As of writing, GHO’s minting volume has exceeded 350 million, showing steady growth over the past two years, with market recognition and user acceptance gradually rising.
Curve’s crvUSD
Since its launch in 2023, crvUSD has supported多种主流资产 as collateral, including sfrxETH, wstETH, WBTC, WETH, and ETH, covering major LSD (Liquid Staking Derivatives) categories. Its unique LLAMMA liquidation mechanism also makes it more user-friendly.
As of writing, crvUSD’s minting volume has exceeded 230 million. Notably, wstETH alone accounts for about half of crvUSD’s total minting volume, highlighting its deep integration and market advantage in the LSDfi space.
Frax Finance’s frxUSD
Frax Finance’s story is the most dramatic. During the 2022 stablecoin crisis, Frax quickly adjusted its strategy by increasing full reserves to transition completely to a fully collateralized stablecoin, stabilizing its position.
A more critical step was its precise entry into the LSD赛道 over the past two years.

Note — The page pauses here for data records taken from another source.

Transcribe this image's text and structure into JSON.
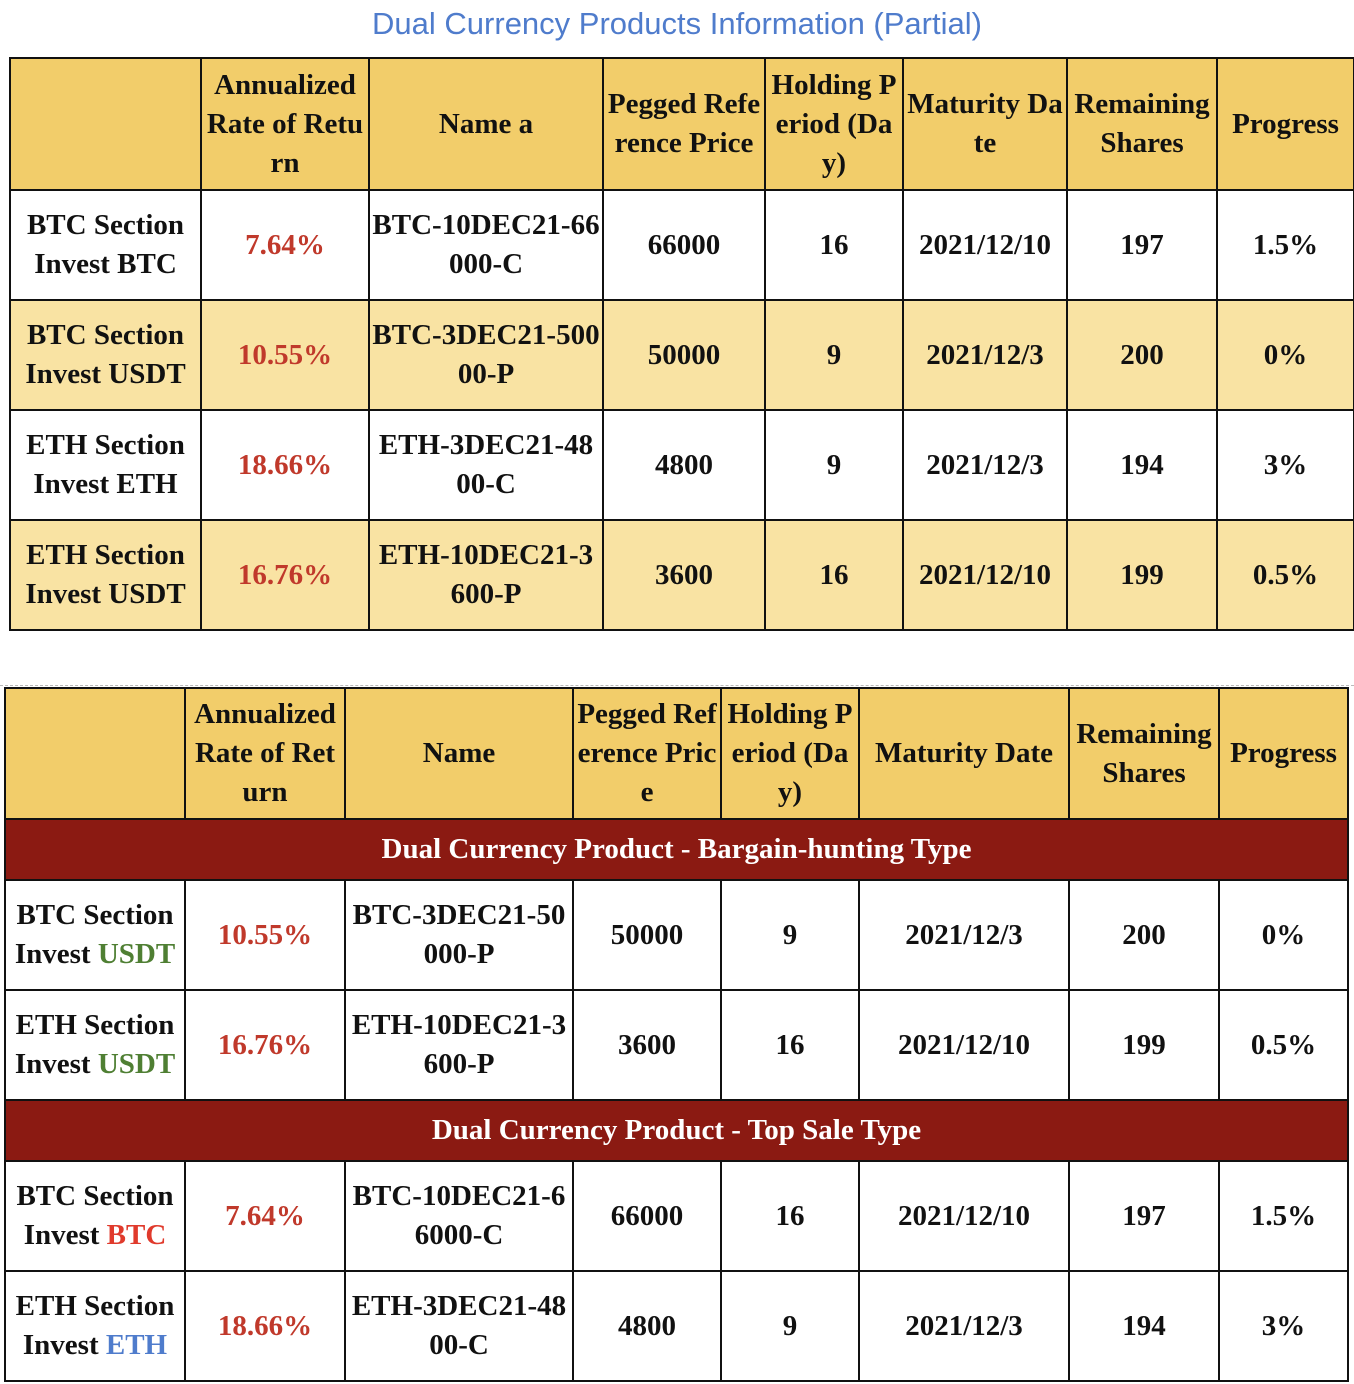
{
  "title": "Dual Currency Products Information (Partial)",
  "table1": {
    "headers": [
      "",
      "Annualized Rate of Return",
      "Name a",
      "Pegged Reference Price",
      "Holding Period (Day)",
      "Maturity Date",
      "Remaining Shares",
      "Progress"
    ],
    "rows": [
      {
        "section": "BTC Section",
        "invest": "Invest BTC",
        "rate": "7.64%",
        "name": "BTC-10DEC21-66000-C",
        "price": "66000",
        "period": "16",
        "maturity": "2021/12/10",
        "shares": "197",
        "progress": "1.5%"
      },
      {
        "section": "BTC Section",
        "invest": "Invest USDT",
        "rate": "10.55%",
        "name": "BTC-3DEC21-50000-P",
        "price": "50000",
        "period": "9",
        "maturity": "2021/12/3",
        "shares": "200",
        "progress": "0%"
      },
      {
        "section": "ETH Section",
        "invest": "Invest ETH",
        "rate": "18.66%",
        "name": "ETH-3DEC21-4800-C",
        "price": "4800",
        "period": "9",
        "maturity": "2021/12/3",
        "shares": "194",
        "progress": "3%"
      },
      {
        "section": "ETH Section",
        "invest": "Invest USDT",
        "rate": "16.76%",
        "name": "ETH-10DEC21-3600-P",
        "price": "3600",
        "period": "16",
        "maturity": "2021/12/10",
        "shares": "199",
        "progress": "0.5%"
      }
    ]
  },
  "table2": {
    "headers": [
      "",
      "Annualized Rate of Return",
      "Name",
      "Pegged Reference Price",
      "Holding Period (Day)",
      "Maturity Date",
      "Remaining Shares",
      "Progress"
    ],
    "group1_title": "Dual Currency Product - Bargain-hunting Type",
    "group1": [
      {
        "section": "BTC Section",
        "invest_word": "Invest",
        "invest_coin": "USDT",
        "rate": "10.55%",
        "name": "BTC-3DEC21-50000-P",
        "price": "50000",
        "period": "9",
        "maturity": "2021/12/3",
        "shares": "200",
        "progress": "0%"
      },
      {
        "section": "ETH Section",
        "invest_word": "Invest",
        "invest_coin": "USDT",
        "rate": "16.76%",
        "name": "ETH-10DEC21-3600-P",
        "price": "3600",
        "period": "16",
        "maturity": "2021/12/10",
        "shares": "199",
        "progress": "0.5%"
      }
    ],
    "group2_title": "Dual Currency Product - Top Sale Type",
    "group2": [
      {
        "section": "BTC Section",
        "invest_word": "Invest",
        "invest_coin": "BTC",
        "rate": "7.64%",
        "name": "BTC-10DEC21-66000-C",
        "price": "66000",
        "period": "16",
        "maturity": "2021/12/10",
        "shares": "197",
        "progress": "1.5%"
      },
      {
        "section": "ETH Section",
        "invest_word": "Invest",
        "invest_coin": "ETH",
        "rate": "18.66%",
        "name": "ETH-3DEC21-4800-C",
        "price": "4800",
        "period": "9",
        "maturity": "2021/12/3",
        "shares": "194",
        "progress": "3%"
      }
    ]
  },
  "colors": {
    "title": "#4f7ccc",
    "header_bg": "#f2cd6a",
    "row_yellow_bg": "#f9e3a3",
    "rate_red": "#c0392b",
    "section_band_bg": "#8b1a12",
    "usdt_green": "#4f7f33",
    "btc_red": "#e03a2c",
    "eth_blue": "#4f7ccc"
  }
}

Leveraging its ecological product frxETH and accumulated governance resources, it created highly attractive yields on platforms like Curve, successfully achieving a second growth curve.
In the latest USDH bidding war, Frax proposed a "community-first" plan, aiming to peg USDH to frxUSD at a 1:1 ratio. frxUSD is backed by BlackRock’s yield-bearing BUIDL on-chain treasury fund, with "100% of the underlying treasury yield distributed directly to HyperLiquid users through on-chain programmed methods, with Frax charging no fees."

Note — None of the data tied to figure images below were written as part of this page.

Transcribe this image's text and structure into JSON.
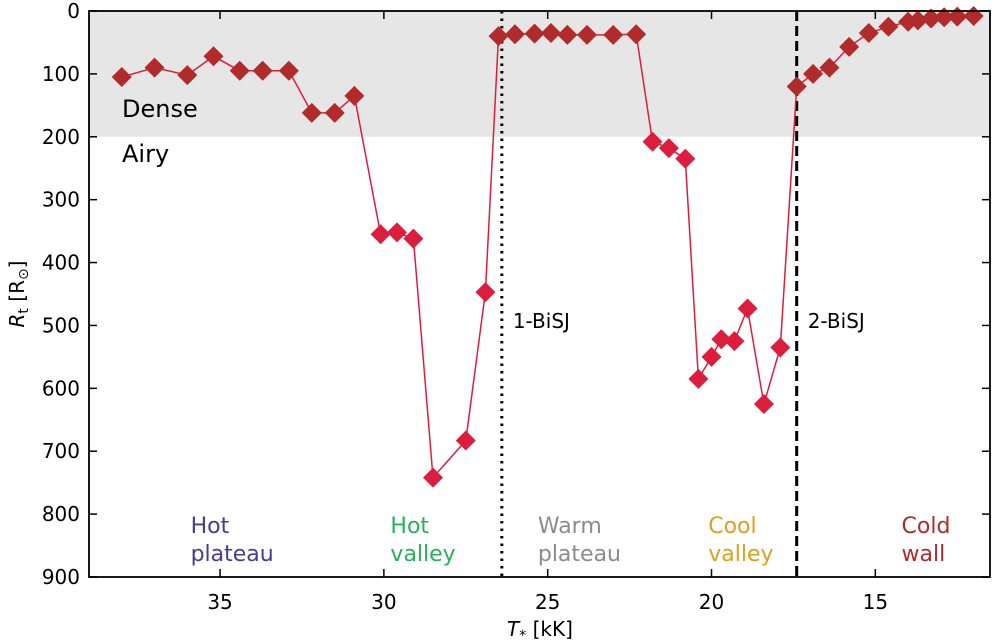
{
  "chart_data": {
    "type": "scatter",
    "xlabel_sym": "T",
    "xlabel_sub": "*",
    "xlabel_unit": " [kK]",
    "ylabel_sym": "R",
    "ylabel_sub": "t",
    "ylabel_unit": " [R",
    "ylabel_unit_sym": "⊙",
    "ylabel_unit_close": "]",
    "xlim": [
      39,
      11.5
    ],
    "ylim": [
      900,
      0
    ],
    "x_ticks": [
      35,
      30,
      25,
      20,
      15
    ],
    "y_ticks": [
      0,
      100,
      200,
      300,
      400,
      500,
      600,
      700,
      800,
      900
    ],
    "shade": {
      "y0": 0,
      "y1": 200,
      "color": "#e6e6e6"
    },
    "threshold": 200,
    "colors": {
      "dense": "#b22a2a",
      "airy": "#dc1e3c",
      "line": "#dc1e3c"
    },
    "dense_label": "Dense",
    "airy_label": "Airy",
    "vlines": [
      {
        "x": 26.4,
        "style": "dotted",
        "label": "1-BiSJ"
      },
      {
        "x": 17.4,
        "style": "dashed",
        "label": "2-BiSJ"
      }
    ],
    "regions": [
      {
        "line1": "Hot",
        "line2": "plateau",
        "x": 35.9,
        "color": "#463c96"
      },
      {
        "line1": "Hot",
        "line2": "valley",
        "x": 29.8,
        "color": "#2ab05c"
      },
      {
        "line1": "Warm",
        "line2": "plateau",
        "x": 25.3,
        "color": "#8c8c8c"
      },
      {
        "line1": "Cool",
        "line2": "valley",
        "x": 20.1,
        "color": "#dca01e"
      },
      {
        "line1": "Cold",
        "line2": "wall",
        "x": 14.2,
        "color": "#b22a2a"
      }
    ],
    "series": [
      {
        "x": [
          38.0,
          37.0,
          36.0,
          35.2,
          34.4,
          33.7,
          32.9,
          32.2,
          31.5,
          30.9,
          30.1,
          29.6,
          29.1,
          28.5,
          27.5,
          26.9,
          26.5,
          26.0,
          25.4,
          24.9,
          24.4,
          23.8,
          23.0,
          22.3,
          21.8,
          21.3,
          20.8,
          20.4,
          20.0,
          19.7,
          19.3,
          18.9,
          18.4,
          17.9,
          17.4,
          16.9,
          16.4,
          15.8,
          15.2,
          14.6,
          14.0,
          13.7,
          13.3,
          12.9,
          12.5,
          12.0
        ],
        "y": [
          105,
          90,
          102,
          72,
          95,
          95,
          95,
          162,
          162,
          135,
          355,
          352,
          362,
          742,
          683,
          447,
          40,
          37,
          36,
          35,
          38,
          38,
          38,
          37,
          208,
          218,
          235,
          585,
          550,
          522,
          525,
          473,
          625,
          535,
          120,
          100,
          90,
          57,
          35,
          25,
          17,
          15,
          12,
          10,
          9,
          8
        ]
      }
    ]
  }
}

From "Issuance" to "Trading": What Is the True Pivot?
From the above cases, we can see that, to some extent, stablecoins are a necessary path for DeFi protocols to evolve from "tools" to "ecosystems."
As a narrative largely forgotten after the盛夏 of 2020–2021, DeFi protocol stablecoins have been continuously evolving. From MakerDAO, Aave, and Curve to today’s HyperLiquid, we find that the focus of this battle has quietly changed.
The key is no longer the ability to issue but the scenarios for trading and application. Simply put, whether over-collateralized or fully reserved, issuing a dollar-pegged stablecoin is no longer a challenge. The real question is: "What can it be used for? Who will use it? Where can it circulate?"
As HyperLiquid emphasized when bidding for USDH issuance rights—serving the HyperLiquid ecosystem first and complying with standards—this is the true pivot for DeFi stablecoins:
Endogenous Scenarios: A stablecoin’s "base area." For Aave, it’s lending; for Curve, it’s trading; for HyperLiquid, it will be derivative trading (margin assets). A powerful endogenous scenario provides the most原始 and loyal demand for a stablecoin.
Liquidity Depth: The lifeline of a stablecoin lies in its trading pairs with other mainstream assets (e.g., ETH, WBTC) and other stablecoins (e.g., USDC, USDT). Having one or more deep liquidity pools is the foundation for maintaining price stability and meeting large-scale trading needs. This is why Curve remains a battleground for all stablecoins.
Composability and Extensibility: Whether a stablecoin can be easily integrated by other DeFi protocols as collateral, lending assets, or base assets for yield aggregation determines the ceiling of its value network.
Yield-Driven Incentives: In the存量博弈 DeFi market, yield is the most effective means to attract liquidity. Stablecoins that "make money for users" are more attractive.
In a nutshell, centralized stablecoins remain the underlying liquidity of DeFi. For all DeFi protocols, issuing native stablecoins is no longer merely a technical choice but a strategic layout关乎 ecological value closure. The true pivot has shifted from "how to issue" to "how to make it frequently traded and used."
This注定 that the future winners among DeFi stablecoins will inevitably be those "super assets" that provide their holders with the most solid application scenarios, the deepest liquidity, and the most sustainable yields—not just a "currency."